Can you propagate Persian shield from cutting?
Yes, Persian shield can be propagated from cuttings. Many gardeners opt to propagate Persian shield from stem cuttings in the spring or summer when the plant is actively growing. To do so, cut a 4-inch stem section and remove the lower leaves.
Dip the cut end in rooting hormone and then place the stem into a pot filled with moist potting soil. Cover the pot with a plastic bag and place in indirect light. Keep the soil moist and in about four to six weeks, roots should develop.
Once this happens and the stem shows signs of new growth, transplant the cutting into a pot with regular potting soil and care for it as you would a mature Persian shield.
How do you care for an outdoor Persian shield?
Caring for an outdoor Persian shield is relatively easy. It is a low maintenance plant and thrives in seasonal climates with mild temperatures. The plant prefers partial to full sun and moist, well-drained soil.
During the summer, water the plant when the top inch of soil feels dry and more frequently during hot spells. During the winter, water only when necessary, as an overly wet soil can lead to root rot.
Fertilize the plant every 3-4 weeks during the growing season and prune away any dead foliage after flowering. Persian shield is also prone to certain pests and diseases such as aphids, mites, and powdery mildew, so be sure to inspect the plant regularly and treat any issues with insecticides or fungicides as necessary.
How do you bring a Persian shield back to life?
Reviving a Persian shield plant (botanical name: Strobilanthes dyerans) is an exciting task that can be achieved with a bit of patience and timely care. Persian shield is a small perennial shrub native to tropical areas and requires plenty of moisture and humidity to thrive.
Here are some tips for reviving a Persian shield:
1. Prune the faded leaves and stems: Cutting back the stems and leaves that are dried and faded will allow the plant to channel its energy into healthier branches and new growth.

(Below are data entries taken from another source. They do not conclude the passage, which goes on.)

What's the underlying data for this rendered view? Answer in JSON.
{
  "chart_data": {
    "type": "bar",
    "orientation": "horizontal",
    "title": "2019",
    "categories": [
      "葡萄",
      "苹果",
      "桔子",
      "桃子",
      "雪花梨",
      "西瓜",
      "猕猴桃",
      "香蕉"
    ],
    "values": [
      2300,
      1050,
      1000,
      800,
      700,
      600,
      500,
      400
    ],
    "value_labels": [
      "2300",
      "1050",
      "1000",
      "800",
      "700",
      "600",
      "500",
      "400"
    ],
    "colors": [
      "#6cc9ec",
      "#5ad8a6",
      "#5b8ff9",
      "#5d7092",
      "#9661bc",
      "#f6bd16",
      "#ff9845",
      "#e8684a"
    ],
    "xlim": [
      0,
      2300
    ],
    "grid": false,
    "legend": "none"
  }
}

2. Re-pot the plant: Transfer the plant to a new, larger pot that allows the roots to expand and better absorb water. Use a potting mix that has good drainage and mix in a couple of handfuls of perlite or compost to make sure that the potting soil is light enough for the roots to thrive.
3. Provide adequate sunlight: Place the plant near a window that receives direct or indirect sunlight. Persian shield thrives in filtered light, so the ideal spot should provide shade during the hottest part of the day.

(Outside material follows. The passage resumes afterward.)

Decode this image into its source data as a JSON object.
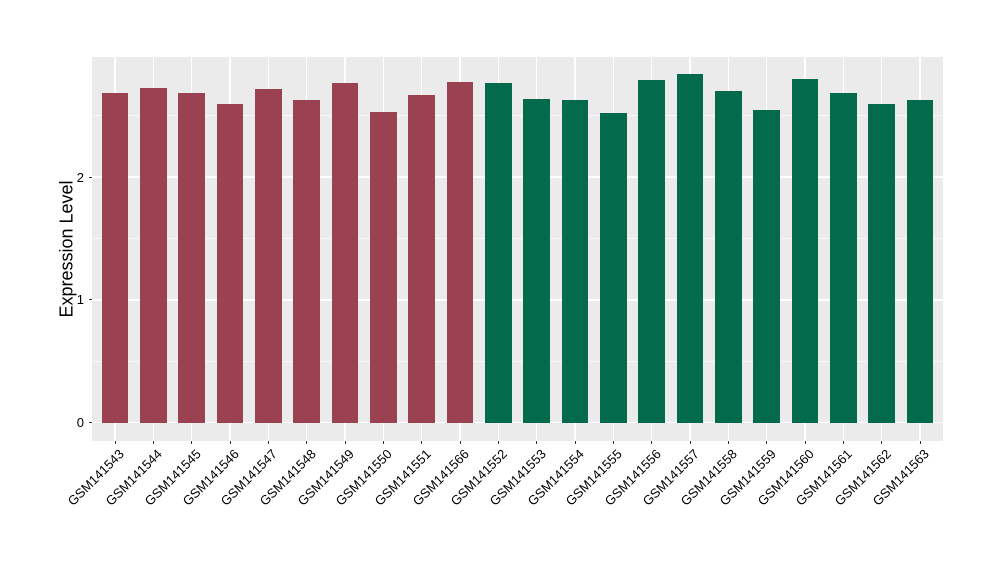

4. Water regularly: Make sure that the potting soil is evenly moist, but not saturated. Water the plant every few days and check the soil for moisture. Add a thin layer of mulch at the base of the plant to keep the soil moist for longer.
Reviving a Persian shield plant can take a bit of time and effort, but with proper care, the plant should eventually become healthy and full of new growth.

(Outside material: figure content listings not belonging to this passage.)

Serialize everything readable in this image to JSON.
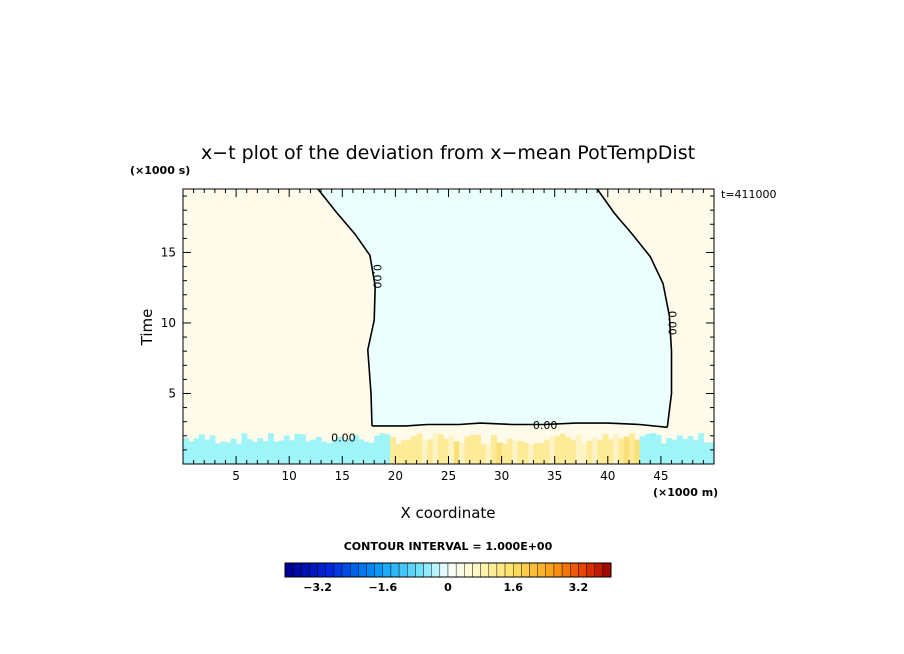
{
  "chart_data": {
    "type": "heatmap",
    "title": "x−t plot of the deviation from x−mean PotTempDist",
    "xlabel": "X coordinate",
    "ylabel": "Time",
    "x_units": "(×1000 m)",
    "y_units": "(×1000 s)",
    "time_stamp": "t=411000",
    "xlim": [
      0,
      50
    ],
    "ylim": [
      0,
      19.5
    ],
    "x_ticks": [
      5,
      10,
      15,
      20,
      25,
      30,
      35,
      40,
      45
    ],
    "y_ticks": [
      5,
      10,
      15
    ],
    "contour_label": "0.00",
    "contour_interval_text": "CONTOUR INTERVAL = 1.000E+00",
    "zero_contour_left": [
      [
        12.7,
        19.5
      ],
      [
        14.5,
        17.8
      ],
      [
        16.2,
        16.3
      ],
      [
        17.6,
        14.8
      ],
      [
        18.1,
        12.6
      ],
      [
        18.0,
        10.2
      ],
      [
        17.4,
        8.1
      ],
      [
        17.7,
        5.0
      ],
      [
        17.8,
        2.7
      ]
    ],
    "zero_contour_right": [
      [
        39.0,
        19.5
      ],
      [
        40.6,
        17.8
      ],
      [
        42.3,
        16.3
      ],
      [
        44.0,
        14.7
      ],
      [
        45.2,
        12.8
      ],
      [
        45.8,
        10.5
      ],
      [
        46.0,
        8.0
      ],
      [
        46.0,
        5.0
      ],
      [
        45.6,
        2.6
      ]
    ],
    "zero_contour_bottom": [
      [
        17.8,
        2.7
      ],
      [
        21,
        2.7
      ],
      [
        23,
        2.8
      ],
      [
        26,
        2.8
      ],
      [
        28,
        2.9
      ],
      [
        31,
        2.8
      ],
      [
        34,
        2.8
      ],
      [
        37,
        2.9
      ],
      [
        40,
        2.9
      ],
      [
        43,
        2.8
      ],
      [
        45.6,
        2.6
      ]
    ],
    "colorbar": {
      "min": -4.0,
      "max": 4.0,
      "ticks": [
        -3.2,
        -1.6,
        0,
        1.6,
        3.2
      ],
      "tick_labels": [
        "−3.2",
        "−1.6",
        "0",
        "1.6",
        "3.2"
      ]
    },
    "field_summary": {
      "region_left_value": 0.2,
      "region_center_value": -0.2,
      "region_right_value": 0.2,
      "bottom_band_value": -0.8,
      "bottom_warm_value": 0.9
    }
  }
}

What plants look good with Persian shield?
Persian shield (scientific name: Strobilanthes dyerianus) is a beautiful and deep-colored plant with a unique leaf pattern. It’s an ideal choice for adding color and texture to a garden. Persian shield works well as a low-level edging for pathways and flower beds, and it’s also a great addition to mixed pots of houseplants.
For added contrast and texture when pairing Persian shield with other plants, look for plants with bright foliage of different shapes and sizes.
Some plants that look great when paired with Persian shield include petunias and impatiens (for added bursts of color), and plectranthus (for a deep purple contrast). These plants are equally easy to care for and make great accompaniments for Persian shield.
Dwarf varieties of lantana (for heat-tolerant color) and ajuga (for a perennial evergreen) are also good complementary partners for this unique plant. For a bright and eye-catching contrast, pair Persian shield with vibrant yellows and oranges, such as marigolds and gazanias.